In this way, we can easily create a GeoDataFrame without any attribute data. However, quite often you also want to attach attribute information along with your geometry. We can create a GeoDataFrame from scratch with multiple attributes by passing a Python dictionary into the GeoDataFrame object as follows:

gdf_data = {
    "geometry": [poly],
    "name": "Senate Square",
    "city": "Helsinki",
    "year": 2023,
}
new_data_extended = gpd.GeoDataFrame(gdf_data)
new_data_extended

	geometry	name	city	year
0	POLYGON ((24.9509 60.16916, 24.95349 60.16916,...	Senate Square	Helsinki	2023

There it is! Now we have four columns in our data, one representing the geometry and other columns with additional attribute information.
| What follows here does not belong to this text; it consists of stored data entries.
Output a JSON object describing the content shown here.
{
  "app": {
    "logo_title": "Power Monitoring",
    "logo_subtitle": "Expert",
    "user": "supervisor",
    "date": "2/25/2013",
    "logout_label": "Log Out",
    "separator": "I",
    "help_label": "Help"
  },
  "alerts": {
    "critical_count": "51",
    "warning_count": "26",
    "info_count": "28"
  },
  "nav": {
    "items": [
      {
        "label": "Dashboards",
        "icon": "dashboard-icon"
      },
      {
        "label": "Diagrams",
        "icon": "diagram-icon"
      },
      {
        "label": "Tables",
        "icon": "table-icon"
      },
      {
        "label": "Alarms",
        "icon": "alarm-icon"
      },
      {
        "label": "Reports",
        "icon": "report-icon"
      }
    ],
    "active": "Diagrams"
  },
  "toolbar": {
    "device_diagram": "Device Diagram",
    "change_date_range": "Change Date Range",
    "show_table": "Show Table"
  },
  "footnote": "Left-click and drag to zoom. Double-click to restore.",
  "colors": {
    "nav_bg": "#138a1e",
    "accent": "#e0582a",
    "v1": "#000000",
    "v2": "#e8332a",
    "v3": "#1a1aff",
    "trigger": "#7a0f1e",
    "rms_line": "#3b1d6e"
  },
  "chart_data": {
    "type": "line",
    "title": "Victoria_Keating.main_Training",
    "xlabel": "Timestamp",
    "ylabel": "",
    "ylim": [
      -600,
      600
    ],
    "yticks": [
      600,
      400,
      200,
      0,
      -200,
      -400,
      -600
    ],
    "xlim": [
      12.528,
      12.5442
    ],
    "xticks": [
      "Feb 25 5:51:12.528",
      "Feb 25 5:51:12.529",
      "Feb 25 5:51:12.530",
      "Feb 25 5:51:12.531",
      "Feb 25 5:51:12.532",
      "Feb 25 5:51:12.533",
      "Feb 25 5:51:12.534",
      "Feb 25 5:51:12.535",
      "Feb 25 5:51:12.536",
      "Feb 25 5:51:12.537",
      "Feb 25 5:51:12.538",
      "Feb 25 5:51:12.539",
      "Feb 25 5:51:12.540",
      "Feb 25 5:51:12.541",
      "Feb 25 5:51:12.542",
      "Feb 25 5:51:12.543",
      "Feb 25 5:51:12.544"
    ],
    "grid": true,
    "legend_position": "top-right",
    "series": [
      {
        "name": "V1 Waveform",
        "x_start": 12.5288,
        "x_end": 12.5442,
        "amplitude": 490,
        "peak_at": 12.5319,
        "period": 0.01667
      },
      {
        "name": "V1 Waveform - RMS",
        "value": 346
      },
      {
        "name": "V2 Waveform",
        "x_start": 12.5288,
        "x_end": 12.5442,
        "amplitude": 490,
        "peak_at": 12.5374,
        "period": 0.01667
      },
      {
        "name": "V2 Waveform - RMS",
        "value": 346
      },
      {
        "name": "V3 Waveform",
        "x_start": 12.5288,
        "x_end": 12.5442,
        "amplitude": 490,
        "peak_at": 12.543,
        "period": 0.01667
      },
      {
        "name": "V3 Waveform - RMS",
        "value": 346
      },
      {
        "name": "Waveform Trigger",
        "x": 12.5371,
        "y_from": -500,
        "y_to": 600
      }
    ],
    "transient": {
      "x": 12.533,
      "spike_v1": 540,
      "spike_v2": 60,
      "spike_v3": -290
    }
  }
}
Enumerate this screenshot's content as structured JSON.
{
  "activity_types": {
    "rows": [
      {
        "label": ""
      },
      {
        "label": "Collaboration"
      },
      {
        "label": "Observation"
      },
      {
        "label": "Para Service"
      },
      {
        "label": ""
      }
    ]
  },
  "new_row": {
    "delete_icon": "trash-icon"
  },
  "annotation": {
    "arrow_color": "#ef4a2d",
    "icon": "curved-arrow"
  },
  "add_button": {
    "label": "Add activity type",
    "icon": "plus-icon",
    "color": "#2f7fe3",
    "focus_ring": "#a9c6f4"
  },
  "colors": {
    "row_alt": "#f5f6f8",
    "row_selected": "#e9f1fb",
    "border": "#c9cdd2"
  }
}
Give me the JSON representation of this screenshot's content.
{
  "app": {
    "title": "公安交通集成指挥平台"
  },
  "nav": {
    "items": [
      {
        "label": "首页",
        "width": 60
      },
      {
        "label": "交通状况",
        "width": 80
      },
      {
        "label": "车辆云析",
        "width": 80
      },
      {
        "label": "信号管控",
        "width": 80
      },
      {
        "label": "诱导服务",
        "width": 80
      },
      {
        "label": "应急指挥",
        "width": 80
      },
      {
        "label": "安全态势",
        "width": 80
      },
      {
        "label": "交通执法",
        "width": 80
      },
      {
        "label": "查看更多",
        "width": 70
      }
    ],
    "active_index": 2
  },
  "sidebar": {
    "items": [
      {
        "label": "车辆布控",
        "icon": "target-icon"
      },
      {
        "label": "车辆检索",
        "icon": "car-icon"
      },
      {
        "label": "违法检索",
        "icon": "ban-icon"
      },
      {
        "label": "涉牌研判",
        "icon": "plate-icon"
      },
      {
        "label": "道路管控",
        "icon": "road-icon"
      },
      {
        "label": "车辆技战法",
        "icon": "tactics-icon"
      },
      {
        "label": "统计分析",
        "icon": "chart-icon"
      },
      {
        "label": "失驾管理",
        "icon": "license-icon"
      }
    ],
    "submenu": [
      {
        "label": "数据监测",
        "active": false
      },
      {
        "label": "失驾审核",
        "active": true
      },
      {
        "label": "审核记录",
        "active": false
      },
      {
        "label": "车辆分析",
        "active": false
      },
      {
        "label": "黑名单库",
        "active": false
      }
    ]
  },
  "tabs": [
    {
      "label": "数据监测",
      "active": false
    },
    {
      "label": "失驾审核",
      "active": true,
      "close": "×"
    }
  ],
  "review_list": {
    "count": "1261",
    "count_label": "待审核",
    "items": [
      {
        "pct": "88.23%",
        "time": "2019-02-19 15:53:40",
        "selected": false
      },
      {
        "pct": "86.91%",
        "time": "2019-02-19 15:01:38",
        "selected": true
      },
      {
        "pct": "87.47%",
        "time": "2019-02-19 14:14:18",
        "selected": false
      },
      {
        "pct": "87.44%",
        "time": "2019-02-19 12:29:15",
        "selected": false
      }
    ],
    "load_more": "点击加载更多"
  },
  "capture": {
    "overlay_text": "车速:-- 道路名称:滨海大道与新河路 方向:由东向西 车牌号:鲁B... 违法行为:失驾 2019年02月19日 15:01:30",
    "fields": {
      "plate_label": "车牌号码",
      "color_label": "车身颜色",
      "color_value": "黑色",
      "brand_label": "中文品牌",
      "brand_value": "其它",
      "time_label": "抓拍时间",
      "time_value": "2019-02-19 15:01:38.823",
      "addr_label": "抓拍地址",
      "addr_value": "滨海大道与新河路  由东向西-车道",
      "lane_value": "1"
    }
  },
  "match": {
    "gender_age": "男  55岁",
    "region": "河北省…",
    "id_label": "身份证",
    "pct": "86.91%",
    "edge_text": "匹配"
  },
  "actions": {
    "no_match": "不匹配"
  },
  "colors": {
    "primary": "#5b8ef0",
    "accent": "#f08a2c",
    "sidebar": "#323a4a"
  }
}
Creating a GeoDataFrame from a text file#

One rather typical situation that you might encounter when working with your course mates or colleagues, is that you receive data that has coordinates but they are stored e.g. in a delimited textfile (or an Excel file). In this case, you cannot directly read the data into GeoDataFrame from the text file, but it needs to be converted into geospatial data using the coordinate information. In such a case, we can make use of the pandas, geopandas and shapely libraries for turning the data from a text file into a fully functional GeoDataFrame. To demonstrate this, we have some example data below that contains point coordinates of airports derived from openflights.org [8]. The operation of turning this data into a GeoDataFrame begins with reading the data with pandas into a DataFrame. Let’s read a couple of useful columns from the data for further processing:

import pandas as pd

airports = pd.read_csv(
    "data/Airports/airports.txt",
    usecols=["Airport ID", "Name", "City", "Country", "Latitude", "Longitude"],
)
airports.head()

	Airport ID	Name	City	Country	Latitude	Longitude
0	1	Goroka Airport	Goroka	Papua New Guinea	-6.081690	145.391998
1	2	Madang Airport	Madang	Papua New Guinea	-5.207080	145.789001
2	3	Mount Hagen Kagamuga Airport	Mount Hagen	Papua New Guinea	-5.826790	144.296005
3	4	Nadzab Airport	Nadzab	Papua New Guinea	-6.569803	146.725977
4	5	Port Moresby Jacksons International Airport	Port Moresby	Papua New Guinea	-9.443380	147.220001

type(airports)

pandas.core.frame.DataFrame

len(airports)

As we can see, now the data was read from a textfile into a regular pandas DataFrame. In a similar manner, you can read data with coordinates from numerous file formats supported by pandas. Our data covers over 7000 airports with specific attribute information including the coordinates in the Latitude and Longitude columns. We can use this coordinate information for turning this data into a GeoDataFrame and ultimately visualizing the data on a map. There is a handy function in geopandas called .points_from_xy() for generating an array of Point objects based on x and y coordinates. As usual, this function assumes that x-coordinates represent longitude and the y-coordinates represent latitude. The following code snippet shows how we can create geometries for the airports based on these coordinates:

airports["geometry"] = gpd.points_from_xy(
    x=airports["Longitude"], y=airports["Latitude"]
)

airports = gpd.GeoDataFrame(airports)
airports.head()

	Airport ID	Name	City	Country	Latitude	Longitude	geometry
0	1	Goroka Airport	Goroka	Papua New Guinea	-6.081690	145.391998	POINT (145.392 -6.08169)
1	2	Madang Airport	Madang	Papua New Guinea	-5.207080	145.789001	POINT (145.789 -5.20708)
2	3	Mount Hagen Kagamuga Airport	Mount Hagen	Papua New Guinea	-5.826790	144.296005	POINT (144.29601 -5.82679)
3	4	Nadzab Airport	Nadzab	Papua New Guinea	-6.569803	146.725977	POINT (146.72598 -6.5698)
4	5	Port Moresby Jacksons International Airport	Port Moresby	Papua New Guinea	-9.443380	147.220001	POINT (147.22 -9.44338)

type(airports)

geopandas.geodataframe.GeoDataFrame

The GeoDataFrame was created with a couple of steps. First, we created a new column called geometry into the DataFrame and used the .points_from_xy() function to turn the coordinates into shapely Point objects. At this stage, the data is still in a DataFrame format. The second command in the code snippet converts the pandas DataFrame into a GeoDataFrame which then has all the capabilities and tools bundled with geopandas. After these two steps, we have succesfully turned the data into geospatial format and we can for example plot the data on a map:

airports.plot(markersize=0.1);

../../../_images/c89c049eb5a46c23a6ed10588b745be42a6116670cb089fd2365974ce7473abd.png

Figure 6.13. A basic plot showing the airports from openflights.org.